COP-17 Outcome

12 December 2011 --- This is a postscript on the COP-17 outcome as I have more information about what happened after I left. I feel that they must have strengthened the language, added CBDR back in, or done something about long-term financing of the GCF to sweeten the pie. There were too many developing countries prepared to block agreement when I left. At least in regard to the future of the Kyoto Protocol, the "Durban platform" statement shows some strengthening of language in regard to the second commitment period. Before it said something like "noting the Parties' intention" for a legally binding agreement. Now it says "decides to launch a process to develop a protocol, another legal instrument or an agreed outcome with legal force under the United Nations Framework Convention on Climate Change." I don’t know what happened with the other issues.

 

11 December 2011 --- The COP-17 was supposed to be over Friday, December 9th, but they suspended the session around 11 pm Friday night saying they would resume at 10 am Saturday. I went early to get a seat for 10 am, but that session didn’t start until 6 pm. All day the building was full of people huddled in groups, sharing what they had heard was happening and planning their strategy. The Climate Justice Now group convened about 11:30 by a couple people finding each other and emailing the rest. We shared what information everyone had and brainstormed how to respond to what seemed the likely outcome. The draft texts were available and we could see the direction it was going, so a press release was prepared.

 

The COP session convened at 6 pm as a “stocktaking” by President Nkoana Mashabane. She just made a strong argument to approve the Durban package of decisions. She said that we have worked long and hard and shouldn’t let that work go to waste. The world is watching. Let’s not disappoint them. Then she closed the session.

 

A few minutes later the individual Chairs of the four sections began a marathon session on the specific proposed agreement.

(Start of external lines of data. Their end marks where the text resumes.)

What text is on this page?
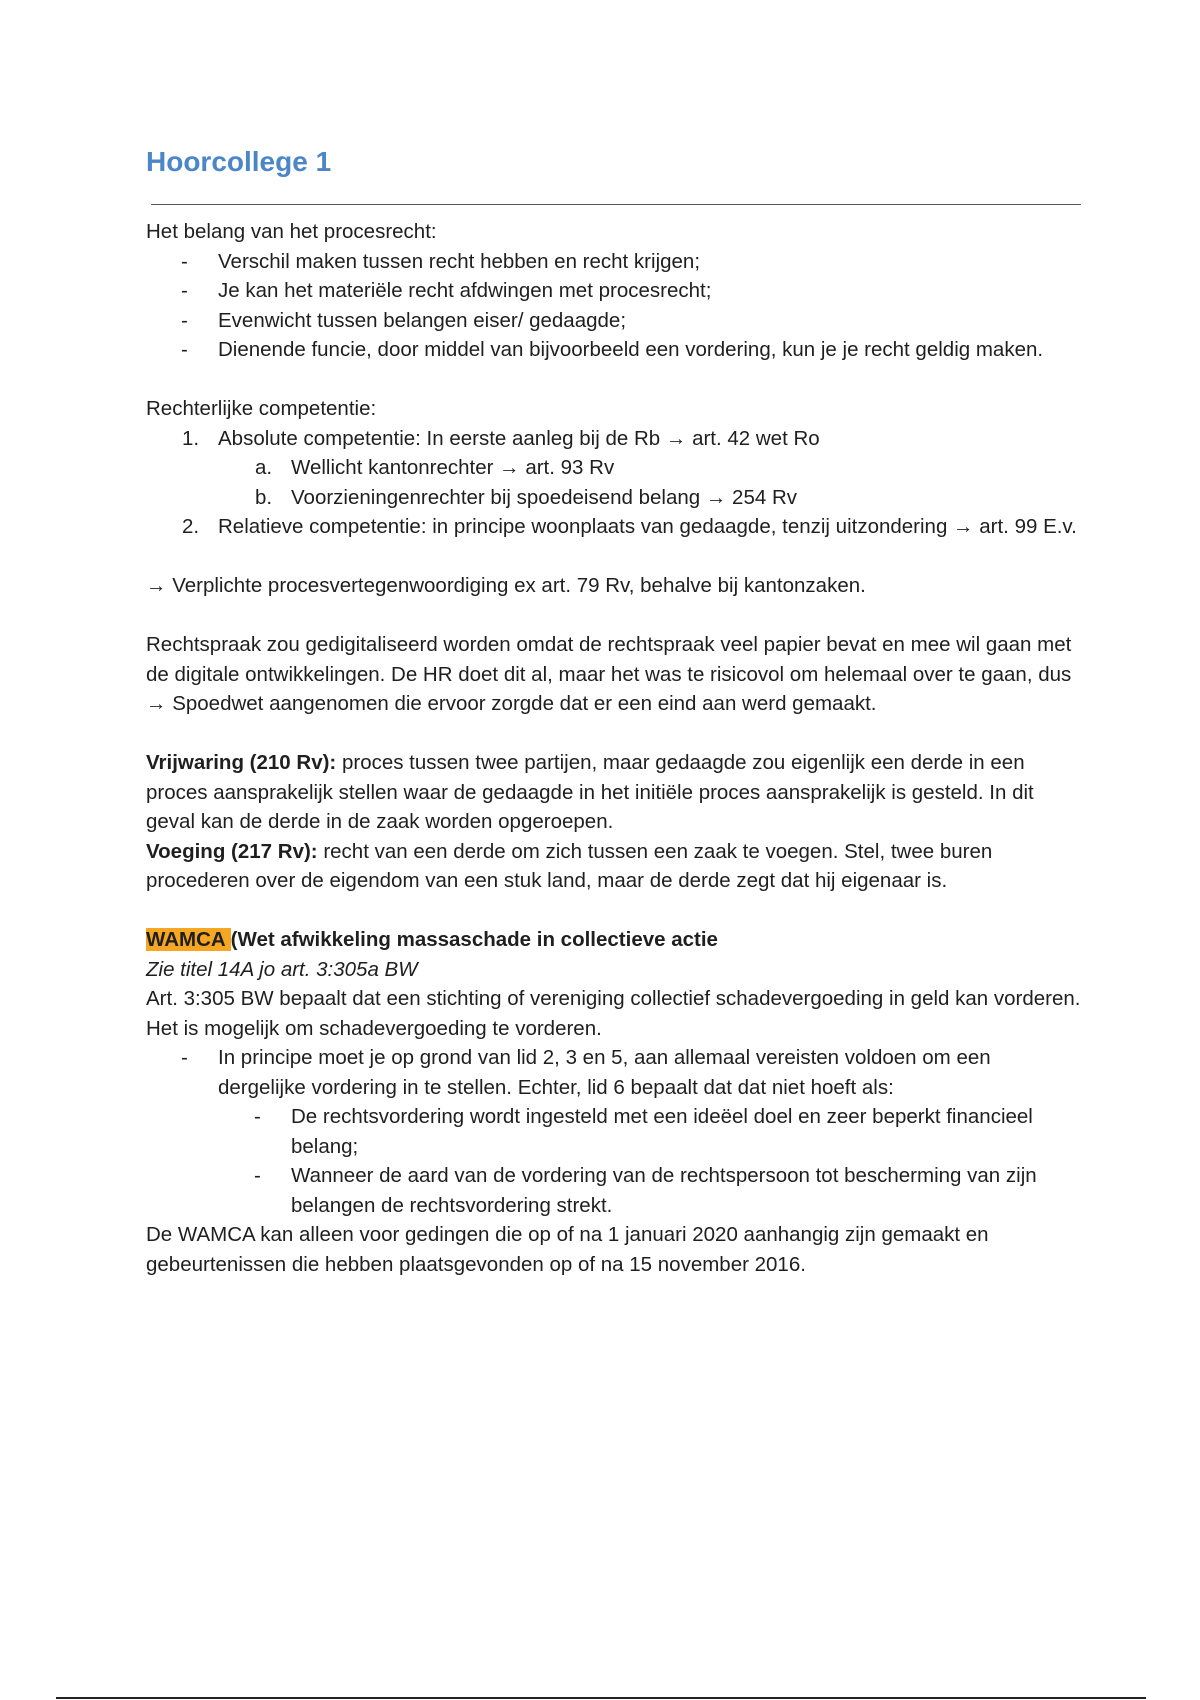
Hoorcollege 1

Het belang van het procesrecht:

- Verschil maken tussen recht hebben en recht krijgen;
- Je kan het materiële recht afdwingen met procesrecht;
- Evenwicht tussen belangen eiser/ gedaagde;
- Dienende funcie, door middel van bijvoorbeeld een vordering, kun je je recht geldig maken.

Rechterlijke competentie:

1. Absolute competentie: In eerste aanleg bij de Rb → art. 42 wet Ro
a. Wellicht kantonrechter → art. 93 Rv
b. Voorzieningenrechter bij spoedeisend belang → 254 Rv
2. Relatieve competentie: in principe woonplaats van gedaagde, tenzij uitzondering → art. 99 E.v.

→ Verplichte procesvertegenwoordiging ex art. 79 Rv, behalve bij kantonzaken.

Rechtspraak zou gedigitaliseerd worden omdat de rechtspraak veel papier bevat en mee wil gaan met de digitale ontwikkelingen. De HR doet dit al, maar het was te risicovol om helemaal over te gaan, dus → Spoedwet aangenomen die ervoor zorgde dat er een eind aan werd gemaakt.

Vrijwaring (210 Rv): proces tussen twee partijen, maar gedaagde zou eigenlijk een derde in een proces aansprakelijk stellen waar de gedaagde in het initiële proces aansprakelijk is gesteld. In dit geval kan de derde in de zaak worden opgeroepen.

Voeging (217 Rv): recht van een derde om zich tussen een zaak te voegen. Stel, twee buren procederen over de eigendom van een stuk land, maar de derde zegt dat hij eigenaar is.

WAMCA (Wet afwikkeling massaschade in collectieve actie

Zie titel 14A jo art. 3:305a BW

Art. 3:305 BW bepaalt dat een stichting of vereniging collectief schadevergoeding in geld kan vorderen. Het is mogelijk om schadevergoeding te vorderen.

- In principe moet je op grond van lid 2, 3 en 5, aan allemaal vereisten voldoen om een dergelijke vordering in te stellen. Echter, lid 6 bepaalt dat dat niet hoeft als:
- De rechtsvordering wordt ingesteld met een ideëel doel en zeer beperkt financieel belang;
- Wanneer de aard van de vordering van de rechtspersoon tot bescherming van zijn belangen de rechtsvordering strekt.

De WAMCA kan alleen voor gedingen die op of na 1 januari 2020 aanhangig zijn gemaakt en gebeurtenissen die hebben plaatsgevonden op of na 15 november 2016.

But there was not agreement on the proposed decisions. These excerpts from the statement by Switzerland summarize the general feeling. “Switzerland came to Durban to fulfill Bali Action Plan set out at COP-13 and to operationalize the decisions made in Cancun last year. … But this text is weak, thin, insufficient. … The shared vision is blind. … However, Switzerland will accept it because it is absolutely necessary. It would be terrible to lose these tiny steps. With regret, we accept.”

 

Here are some examples of weak language.

The Ad Hoc Working Group on Long-term Cooperative Action under the Convention … Noting the quantified economy-wide emission reduction targets to be implemented by Parties included in Annex I … Decides to continue in 2012 the process of clarifying the developed country Parties’ quantified economy-wide emission reduction targets, …

 

As Bolivia stated, there is nothing to guarantee compliance with these targets.

 

Because references to the countries’ “common but differentiated responsibilities” were deleted, the previous two-track system where developed countries have the primary responsibility because of their historical debt and developing countries that have not been responsible for the problem have a different set of responsibilities was lost.

 

On the subject of the second commitment period for the Kyoto Protocol, the weak language was even weaker. The Ad Hoc Working Group on Further Commitments for Annex I Parties under the Kyoto Protocol … Decides to review at its eighth session, and revise as appropriate, the design of the … subsequent commitment period, …

 

This is not commitment, it is a plan to talk about commitment in December of 2012, when the second period of commitment would have to start three weeks later, allowing no time for ratification or detailed planning. This decision needed to be taken in Copenhagen.

 

To three countries, Canada, Japan, and Russia, the second commitment period of the Kyoto Protocol seemed pointless without the major polluters involved, the U.S. and the emerging economies. The withdrawal of those three countries leaves only 16 percent of global emissions covered by the second commitment period. But still the financing of adaptation to the adverse effects of climate change is connected to the Kyoto Protocol, so developing countries did not want to see it die.

 

There were many issues in regard to balance brought up by the developing countries because the developed countries and their corporations seemed to have too much control of the process. They went into marathon negotiating sessions that extra Saturday night, so there may have been some concessions to the developing countries to get the final agreement. I didn’t stay until the bitter end this time because I had a plane to catch early Sunday morning.

 

The more serious insidious issue is the extent to which market mechanisms crept into all of the proposed solutions. For example, if agriculture is a part of the carbon market as a means of offsetting carbon emissions, then agricultural policy will be determined to suit the financial community, the 1%, not to feed people, the 99%. For more on this, see the Climate Justice Now press release.

 

The press releases coming out of the U.N. are heralding a great achievement, but it seems to me a minor one which merely keeps the process alive, which doesn’t really justify the tremendous effort that is put into it. But then, I guess it is major when one considers the alternative of no process at all.